# Lowering & Rubbing



## MagnaDyne (Aug 6, 2003)

Just lowered my S14 with some coilovers, but now the front wheels rub the frame right behind the fender.

I was just curious as to what people do to prevent this (if anything)


----------



## BoostedSE (Jun 26, 2005)

get lower offset wheels or buy spacers for your stockers


----------



## MagnaDyne (Aug 6, 2003)

They are not rubbing when I turn, but when I hit a bump. more specifically when the suspension moves more than an 1".

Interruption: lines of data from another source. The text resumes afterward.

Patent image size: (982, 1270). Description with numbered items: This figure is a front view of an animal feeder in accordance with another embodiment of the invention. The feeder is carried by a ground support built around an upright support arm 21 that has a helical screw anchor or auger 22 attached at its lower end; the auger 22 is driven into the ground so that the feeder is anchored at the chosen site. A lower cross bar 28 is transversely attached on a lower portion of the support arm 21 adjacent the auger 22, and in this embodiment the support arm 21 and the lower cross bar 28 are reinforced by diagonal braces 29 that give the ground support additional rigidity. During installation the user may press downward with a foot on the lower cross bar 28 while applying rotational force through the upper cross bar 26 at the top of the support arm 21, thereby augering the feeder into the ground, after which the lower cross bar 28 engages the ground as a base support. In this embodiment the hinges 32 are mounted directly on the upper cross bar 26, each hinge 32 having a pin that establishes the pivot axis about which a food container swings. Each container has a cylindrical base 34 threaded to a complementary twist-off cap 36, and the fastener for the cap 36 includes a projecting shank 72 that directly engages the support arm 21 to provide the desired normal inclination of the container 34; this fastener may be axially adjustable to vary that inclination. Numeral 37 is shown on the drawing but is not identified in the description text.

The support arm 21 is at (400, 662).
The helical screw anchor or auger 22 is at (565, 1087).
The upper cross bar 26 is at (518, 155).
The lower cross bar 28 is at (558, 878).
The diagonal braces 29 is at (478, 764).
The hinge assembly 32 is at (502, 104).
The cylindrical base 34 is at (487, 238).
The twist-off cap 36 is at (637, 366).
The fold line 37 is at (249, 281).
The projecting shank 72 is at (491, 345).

Not sure if any of you have had your wheel liners off, but there is a frame rail running only an 1" above the fender lip. To get the wheels from hitting that over bumps or cornering, I would have to raise the car up. Sort of defeats the main purpose for installing the coilovers.


----------



## alkemyst (May 21, 2004)

MagnaDyne said:


> They are not rubbing when I turn, but when I hit a bump. more specifically when the suspension moves more than an 1".
> 
> Not sure if any of you have had your wheel liners off, but there is a frame rail running only an 1" above the fender lip. To get the wheels from hitting that over bumps or cornering, I would have to raise the car up. Sort of defeats the main purpose for installing the coilovers.


How low did you go? I lowered mine S14 about 1.5" in the front and about a half inch in the back...only about 1" of wheel gap which I personally think looks the best. 

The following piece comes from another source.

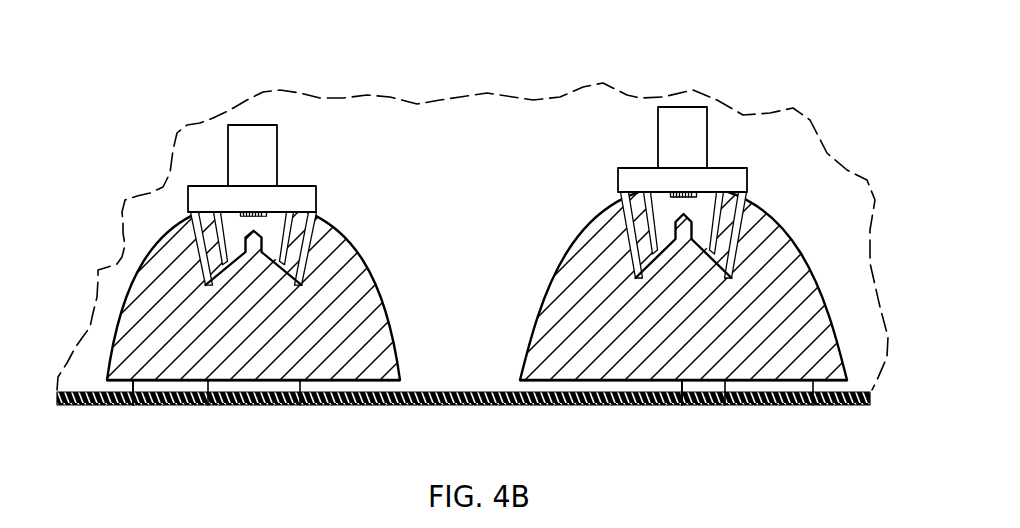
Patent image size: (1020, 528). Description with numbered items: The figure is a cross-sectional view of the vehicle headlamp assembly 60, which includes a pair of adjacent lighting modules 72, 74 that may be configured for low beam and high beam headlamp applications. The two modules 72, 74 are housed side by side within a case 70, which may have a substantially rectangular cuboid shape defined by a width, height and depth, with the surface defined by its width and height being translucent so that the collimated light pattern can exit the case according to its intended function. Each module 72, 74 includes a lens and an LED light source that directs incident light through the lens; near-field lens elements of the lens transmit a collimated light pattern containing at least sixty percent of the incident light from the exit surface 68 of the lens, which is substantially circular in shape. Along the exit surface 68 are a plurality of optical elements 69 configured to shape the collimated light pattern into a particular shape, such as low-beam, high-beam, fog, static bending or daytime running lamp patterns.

Still too much lowering on the S14 is a bad thing for performance. If going for looks, things will hit and rub. I love blasting over railroad crossings and dips as Joe TypeR has to slow to a crawl to cross them.

I get some inner fender liner rubbing on high speed cornering (turning left only it seems), but nothing out of the ordinary.

I am running a 17x8" wheel +30mm with 235/45's (AVS100ES Yokohamas), I am switching to 235/40's Goodyear Eagle GS-D3's (I swore off Goodyear once during my 88 Mustang GT days with Gatorback VR's that cost me about $300 every few months in tires...the GS-D3 seem like a perfect tire though, I only know one person with them remotely and they swear they'd never change)


----------



## MagnaDyne (Aug 6, 2003)

Thanks alkemyst
Being that they are coilovers with true hight adjustment I don't really know how low I went. I have jacked them up from the first time I put them on though. Right now it sits with the wheels right at the lip of the fender. Pretty much no gap.
The main point was to lower the car, but I didn't want to loose performance from it. I am not a big fan of show cars, and I wasn't looking to make mine one. :thumbdwn:

So, it sounds like if I take it up a bit more I should be ok.

Here is a really good example of how my car is sitting now...


----------



## BoostedSE (Jun 26, 2005)

nothing wrong with that at all


----------



## alkemyst (May 21, 2004)

MagnaDyne said:


> Thanks alkemyst
> Being that they are coilovers with true hight adjustment I don't really know how low I went. I have jacked them up from the first time I put them on though. Right now it sits with the wheels right at the lip of the fender. Pretty much no gap.
> The main point was to lower the car, but I didn't want to loose performance from it. I am not a big fan of show cars, and I wasn't looking to make mine one. :thumbdwn:
> 
> ...


That's low.

My 98 SE sat about 27.125" in the front and 26" in the rear (center of wheel well to ground) stock.


----------



## MagnaDyne (Aug 6, 2003)

@ Boosted - I know it looks nice, but it rubs like crazy. If people actually race & drive with their S14's that low, I would love to know how they do it.

@ alkemyst - I will have to check those measurements on mine, and try to set it up that way. That helps a lot, thanks


----------



## Zenki95 (Oct 17, 2005)

MagnaDyne said:


> @ Boosted - I know it looks nice, but it rubs like crazy. If people actually race & drive with their S14's that low, I would love to know how they do it.
> 
> @ alkemyst - I will have to check those measurements on mine, and try to set it up that way. That helps a lot, thanks



Pretty sure they are using the 20mm overfenders. Gives 20mm more clearance for wider wheels and or slammed cars. Gotta love the wide body.


----------